Gee whiz! Library visits are up

The American Library Association has started a new web site for the "public" called I Love Libraries. I believe the site is still under development, so for the moment it would be unfair to criticize it.  For example, the site doesn’t appear to have an RSS feed.  But something else caught my attention.

A long, long time ago, when I was quite young, I read a great book called How to Lie With Statistics, by Darrell Huff.   One of the enduring things I’ve retained from the book is the idea of a "gee whiz graph".  I don’t have to bother generating an example, since the ALA has provided a couple of them on this page (in the "Conclusions" section at the bottom).

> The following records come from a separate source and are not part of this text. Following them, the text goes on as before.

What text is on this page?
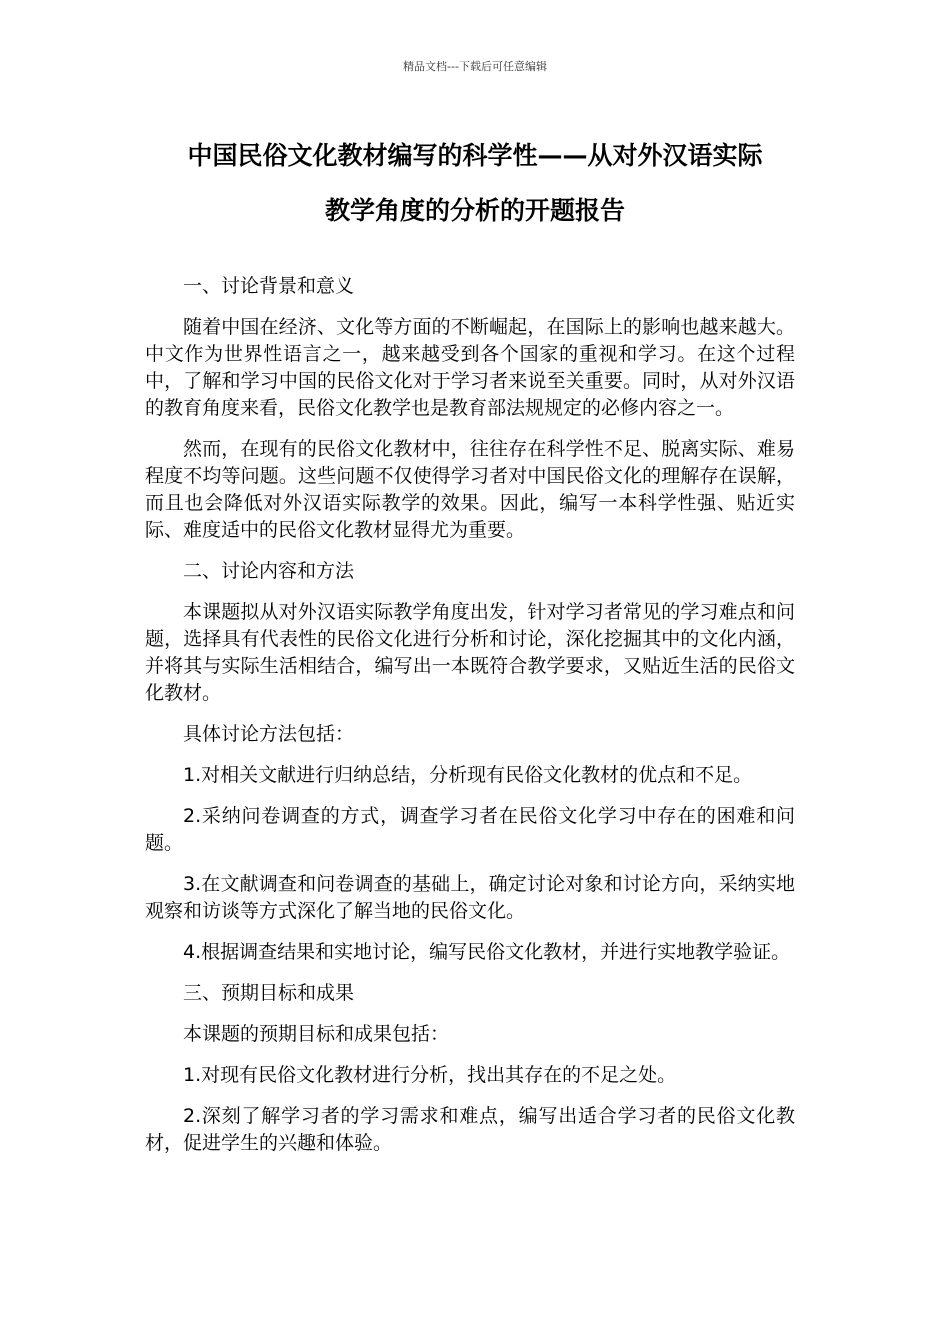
精品文档---下载后可任意编辑
中国民俗文化教材编写的科学性——从对外汉语实际
教学角度的分析的开题报告
一、讨论背景和意义
随着中国在经济、文化等方面的不断崛起，在国际上的影响也越来越大。中文作为世界性语言之一，越来越受到各个国家的重视和学习。在这个过程中，了解和学习中国的民俗文化对于学习者来说至关重要。同时，从对外汉语的教育角度来看，民俗文化教学也是教育部法规规定的必修内容之一。
然而，在现有的民俗文化教材中，往往存在科学性不足、脱离实际、难易程度不均等问题。这些问题不仅使得学习者对中国民俗文化的理解存在误解，而且也会降低对外汉语实际教学的效果。因此，编写一本科学性强、贴近实际、难度适中的民俗文化教材显得尤为重要。
二、讨论内容和方法
本课题拟从对外汉语实际教学角度出发，针对学习者常见的学习难点和问题，选择具有代表性的民俗文化进行分析和讨论，深化挖掘其中的文化内涵，并将其与实际生活相结合，编写出一本既符合教学要求，又贴近生活的民俗文化教材。
具体讨论方法包括：
1.对相关文献进行归纳总结，分析现有民俗文化教材的优点和不足。
2.采纳问卷调查的方式，调查学习者在民俗文化学习中存在的困难和问题。
3.在文献调查和问卷调查的基础上，确定讨论对象和讨论方向，采纳实地观察和访谈等方式深化了解当地的民俗文化。
4.根据调查结果和实地讨论，编写民俗文化教材，并进行实地教学验证。
三、预期目标和成果
本课题的预期目标和成果包括：
1.对现有民俗文化教材进行分析，找出其存在的不足之处。
2.深刻了解学习者的学习需求和难点，编写出适合学习者的民俗文化教材，促进学生的兴趣和体验。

The basic idea is that if you have a series of numbers that go from, say, 152 to 165, you can show them on a graph which has a scale from 0 to 200, and you’ll see that the values change a bit, but not dramatically.  On the other hand, if you scale the graph from 150 to 170, the values will visually appear to leap from 2 to 15, an apparent dramatic increase of 650%.  And that’s just what the ALA has done with the number of annual visits to libraries.  Library visits increased from 1.24 billion in 2002 to 1.38 billion in 2006.  This turns out to be a rate of increase of a smidgen more than 2.7% per year.  In order to make this increase look more dramatic, the ALA has scaled the graph from 1.15 billion, giving an apparent increase from 0.09 (1.24 -1.15) in 2002 to 0.023 (1.38 -1.15) in 2006, a visual increase of more than 26% a year, apparently more than doubling in four years.  What makes this completely inexcusable is that the graph is small and blurry, so it’s quite hard to see what’s really going on.

The other graph, showing the percent of adults with library cards, is even worse.  The scale is 60% – 63% – 65% – 68% – 70%, evenly-spaced!

The ALA has clearly demonstrated two ideas that are important to its mission:  you can learn a lot from a book, even one that’s 55 years old, and you shouldn’t take everything on the Internet at face value.